New Delhi, Delhi, 23rd of October, 2024 : Imagine Reena, a commerce graduate from a state university college in a tier-3 city in India. Her college does not have a placement cell, and despite her outstanding academic performance, her post-education options are limited to preparing for a government job exam, teaching in a nearby school (for which she may or may not have the aptitude), or getting married. At an aggregate level, one-third of India’s youth (aged 15-29 years) and more than half of its young women are not in education, employment, or training (https://tinyurl.com/yd675u5j). Further, a large section of India’s youth is too remote for a private company to hire. In this context, the recently launched PM Internship Scheme (PMIS) offers a market-led and youth-driven solution facilitated by the government’s commitment to youth empowerment.
The PMIS is designed to provide 12-month internship opportunities in top-500 companies to a specific group of youth. Those aged 21-24 years, from low-income households, and with educational qualifications ranging from matriculate to graduate (excluding IIT grads, CAs, etc.) are eligible. The scheme offers a monthly stipend of ₹5000, funded jointly by the government (₹4500) and the company (₹500), with an additional ₹6000 for incidentals. The pilot phase of the scheme aims to benefit 1.25 lakh youth in 2024, with a five-year target of facilitating internships for one crore youth. Companies can also use their CSR funds for expenditure under the scheme.
Internships have long been understood to be a mutually beneficial arrangement between young aspirants and employers. Education researchers and learning scientists have recognised the importance of work-based learning. Experiential learning approaches, pioneered by scholars including David Kolbs, John Dewey, Kurt Lewis, and others, have proved to be important instruments of workforce development in various international studies. Internships hone communication, collaboration, creativity and critical thinking.

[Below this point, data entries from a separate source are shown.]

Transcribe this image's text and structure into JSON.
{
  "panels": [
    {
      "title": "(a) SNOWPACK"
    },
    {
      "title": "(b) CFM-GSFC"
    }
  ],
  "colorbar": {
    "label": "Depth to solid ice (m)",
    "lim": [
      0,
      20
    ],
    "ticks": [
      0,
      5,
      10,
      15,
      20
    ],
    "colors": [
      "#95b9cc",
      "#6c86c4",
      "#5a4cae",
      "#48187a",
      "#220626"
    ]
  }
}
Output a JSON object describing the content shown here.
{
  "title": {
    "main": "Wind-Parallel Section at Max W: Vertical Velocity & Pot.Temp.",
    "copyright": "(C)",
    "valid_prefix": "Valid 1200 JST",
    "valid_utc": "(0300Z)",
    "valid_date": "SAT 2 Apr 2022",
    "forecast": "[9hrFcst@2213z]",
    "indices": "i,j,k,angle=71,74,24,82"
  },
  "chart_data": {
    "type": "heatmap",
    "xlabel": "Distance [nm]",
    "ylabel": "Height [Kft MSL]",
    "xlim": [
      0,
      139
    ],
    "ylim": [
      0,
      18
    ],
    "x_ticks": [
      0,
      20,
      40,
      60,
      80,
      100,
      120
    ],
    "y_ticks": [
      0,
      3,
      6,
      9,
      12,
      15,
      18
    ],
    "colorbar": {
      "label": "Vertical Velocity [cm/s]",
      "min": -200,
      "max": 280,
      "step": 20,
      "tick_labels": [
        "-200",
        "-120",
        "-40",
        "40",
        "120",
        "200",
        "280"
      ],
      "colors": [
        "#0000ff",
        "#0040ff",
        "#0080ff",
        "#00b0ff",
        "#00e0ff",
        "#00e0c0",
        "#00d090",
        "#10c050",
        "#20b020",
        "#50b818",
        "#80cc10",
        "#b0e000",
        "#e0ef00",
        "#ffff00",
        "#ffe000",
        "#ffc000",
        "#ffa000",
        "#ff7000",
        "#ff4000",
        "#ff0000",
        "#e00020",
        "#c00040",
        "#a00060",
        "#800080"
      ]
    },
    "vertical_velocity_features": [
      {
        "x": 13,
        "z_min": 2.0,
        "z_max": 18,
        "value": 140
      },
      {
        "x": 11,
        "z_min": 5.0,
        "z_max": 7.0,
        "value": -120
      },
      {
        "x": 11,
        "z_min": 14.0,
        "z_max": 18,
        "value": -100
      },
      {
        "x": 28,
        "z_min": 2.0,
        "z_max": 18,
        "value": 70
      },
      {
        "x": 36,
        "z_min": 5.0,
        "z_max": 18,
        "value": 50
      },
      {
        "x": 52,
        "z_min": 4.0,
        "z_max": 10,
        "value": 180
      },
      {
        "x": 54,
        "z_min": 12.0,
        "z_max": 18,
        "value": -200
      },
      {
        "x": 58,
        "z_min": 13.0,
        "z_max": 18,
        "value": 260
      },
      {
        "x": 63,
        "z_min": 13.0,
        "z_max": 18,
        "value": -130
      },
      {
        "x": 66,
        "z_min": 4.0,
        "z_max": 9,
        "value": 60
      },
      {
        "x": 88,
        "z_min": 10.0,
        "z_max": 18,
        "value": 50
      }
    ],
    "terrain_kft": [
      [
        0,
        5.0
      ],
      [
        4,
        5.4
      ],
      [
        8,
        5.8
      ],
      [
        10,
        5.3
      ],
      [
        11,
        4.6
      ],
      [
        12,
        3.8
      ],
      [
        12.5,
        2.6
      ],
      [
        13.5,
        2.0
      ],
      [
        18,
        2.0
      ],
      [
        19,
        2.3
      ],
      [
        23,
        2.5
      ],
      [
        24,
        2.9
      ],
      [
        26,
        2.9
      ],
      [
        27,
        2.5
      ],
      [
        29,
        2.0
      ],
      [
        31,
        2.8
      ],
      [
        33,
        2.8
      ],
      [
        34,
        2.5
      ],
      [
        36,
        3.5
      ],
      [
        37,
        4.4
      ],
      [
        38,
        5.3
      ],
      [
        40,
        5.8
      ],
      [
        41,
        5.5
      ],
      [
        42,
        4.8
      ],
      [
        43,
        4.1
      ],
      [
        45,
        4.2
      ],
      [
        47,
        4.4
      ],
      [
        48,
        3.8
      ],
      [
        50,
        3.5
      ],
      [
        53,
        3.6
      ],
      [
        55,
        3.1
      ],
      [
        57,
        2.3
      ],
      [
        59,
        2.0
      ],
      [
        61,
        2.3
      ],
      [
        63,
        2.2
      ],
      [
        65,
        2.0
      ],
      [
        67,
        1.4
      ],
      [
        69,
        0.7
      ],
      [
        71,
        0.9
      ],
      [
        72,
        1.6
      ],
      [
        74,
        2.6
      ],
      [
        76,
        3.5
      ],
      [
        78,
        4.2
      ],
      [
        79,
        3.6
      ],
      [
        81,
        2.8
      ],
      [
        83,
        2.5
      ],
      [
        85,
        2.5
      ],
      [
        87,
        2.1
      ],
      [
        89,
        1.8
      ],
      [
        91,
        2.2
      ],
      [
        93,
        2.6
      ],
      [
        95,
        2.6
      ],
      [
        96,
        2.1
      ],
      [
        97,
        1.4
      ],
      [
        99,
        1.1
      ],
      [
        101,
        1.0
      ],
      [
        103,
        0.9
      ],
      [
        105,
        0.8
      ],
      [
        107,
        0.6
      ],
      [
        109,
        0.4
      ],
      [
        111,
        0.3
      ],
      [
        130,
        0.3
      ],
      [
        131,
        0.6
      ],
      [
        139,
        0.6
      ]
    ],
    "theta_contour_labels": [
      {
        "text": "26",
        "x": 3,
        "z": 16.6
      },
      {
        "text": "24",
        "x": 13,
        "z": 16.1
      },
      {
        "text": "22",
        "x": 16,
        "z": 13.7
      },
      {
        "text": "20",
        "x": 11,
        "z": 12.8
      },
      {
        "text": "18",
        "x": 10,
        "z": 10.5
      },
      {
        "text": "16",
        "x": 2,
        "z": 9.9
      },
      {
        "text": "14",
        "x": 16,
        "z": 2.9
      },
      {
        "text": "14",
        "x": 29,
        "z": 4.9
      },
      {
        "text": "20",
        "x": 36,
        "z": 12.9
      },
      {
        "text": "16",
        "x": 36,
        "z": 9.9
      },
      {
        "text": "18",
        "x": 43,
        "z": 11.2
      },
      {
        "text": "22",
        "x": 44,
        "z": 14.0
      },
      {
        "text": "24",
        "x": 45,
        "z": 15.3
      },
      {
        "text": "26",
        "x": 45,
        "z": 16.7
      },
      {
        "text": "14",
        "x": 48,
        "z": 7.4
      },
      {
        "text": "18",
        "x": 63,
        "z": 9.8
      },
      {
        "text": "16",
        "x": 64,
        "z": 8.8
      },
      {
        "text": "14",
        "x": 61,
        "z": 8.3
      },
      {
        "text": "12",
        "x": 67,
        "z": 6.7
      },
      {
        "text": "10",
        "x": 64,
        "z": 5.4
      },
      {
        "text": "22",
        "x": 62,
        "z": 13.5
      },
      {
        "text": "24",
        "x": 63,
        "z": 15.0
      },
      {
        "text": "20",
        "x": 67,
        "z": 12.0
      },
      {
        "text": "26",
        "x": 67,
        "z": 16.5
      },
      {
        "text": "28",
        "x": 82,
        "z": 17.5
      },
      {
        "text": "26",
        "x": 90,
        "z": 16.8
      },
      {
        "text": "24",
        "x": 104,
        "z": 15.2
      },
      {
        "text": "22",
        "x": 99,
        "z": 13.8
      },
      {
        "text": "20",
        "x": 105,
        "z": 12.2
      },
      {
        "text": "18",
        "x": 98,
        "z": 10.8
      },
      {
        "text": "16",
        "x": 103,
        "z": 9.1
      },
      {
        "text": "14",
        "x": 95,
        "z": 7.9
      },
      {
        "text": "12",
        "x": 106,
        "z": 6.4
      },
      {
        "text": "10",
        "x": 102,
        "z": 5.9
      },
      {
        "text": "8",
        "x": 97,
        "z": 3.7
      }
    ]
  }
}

For young aspirants, internships under the PMIS are not only opportunities but also transformative experiences. They provide exposure to the real world of corporate work, which is quite dissimilar from the relatively more structured and stable world of academics as taught in most colleges across the country. Besides developing and identifying their optimal career path, aspirants can also get hands-on training in handling responsibility, problem-solving, decision-making, teamwork, and time management. Internships also break many entry barriers that even talented, honest, and dedicated youth from small towns and villages struggle with, comprising soft skills such as speaking fluent English, email etiquette, using a computer, MS Office, or something as basic as searching the Internet for credible and most relevant information. While internships are a norm in India’s premier institutions and professional courses, they remain unusual in state universities and less famous colleges attended by most youth due to a lack of career counselling and job-oriented networking. Mass-level internships through PMIS thus level the playing field for youth from non-metro cities and act as door openers for potential placements. At a personal level, the newfound financial freedom boosts confidence and motivates young minds to do better and aim higher. For young women, financial freedom and a sense of self-worth can alter life decisions, such as the age of marriage and pre-nuptial terms.
For the employer, internships are not just good low-cost experiments for testing a candidate’s suitability for long-term employment but also a strategic tool for bridging the skills gap and meeting its CSR mandate. Over 12 months, the company can credibly observe an intern’s IQ and EQ and confidently deploy the much-avowed strategy of “hire for attitude and train for skill”.
For the economy at large, PMIS is aligned with the National Education Policy 2020 and is a more immediate measure for promoting youth employment and bringing equity in employment prospects for youth from underprivileged backgrounds. By acting as a finishing school for young pass-outs, internships help reduce the economy’s deadweight loss of ‘talent sans employability’. Such a segue from education to employment would be all the more crucial in the coming age of AI, where job suitability would be determined by adaptability to change and life skills. In the long run, it could also influence the capital-to-labour ratio in the manufacturing sector.
That said, there remain challenges of physically accommodating large number of interns in companies, getting the top 500 companies to hire interns from tier-2 and tier-3 cities, and the adequacy of the monthly stipend in case an aspirant needs to shift out of her town. Here, remote work, hiring in non-metro offices and factories, and additional stipends by the company may be possible solutions.
The PMIS is thus a catalyst for employment creation, calling for widespread publicity and meticulous implementation, continuously aiming at a better fit with India’s demographic dividend. The high interest shown by corporates since the launch of the scheme augurs well for the success of the scheme’s goal of skilling Indian youth, boosting their employability and the ultimate aim of enhancing their livelihoods.
(V. Anantha Nageswaran is the Chief Economic Advisor to the Government of India. Deeksha Supyaal Bisht is an officer in the Indian Economic Service. Their views are personal).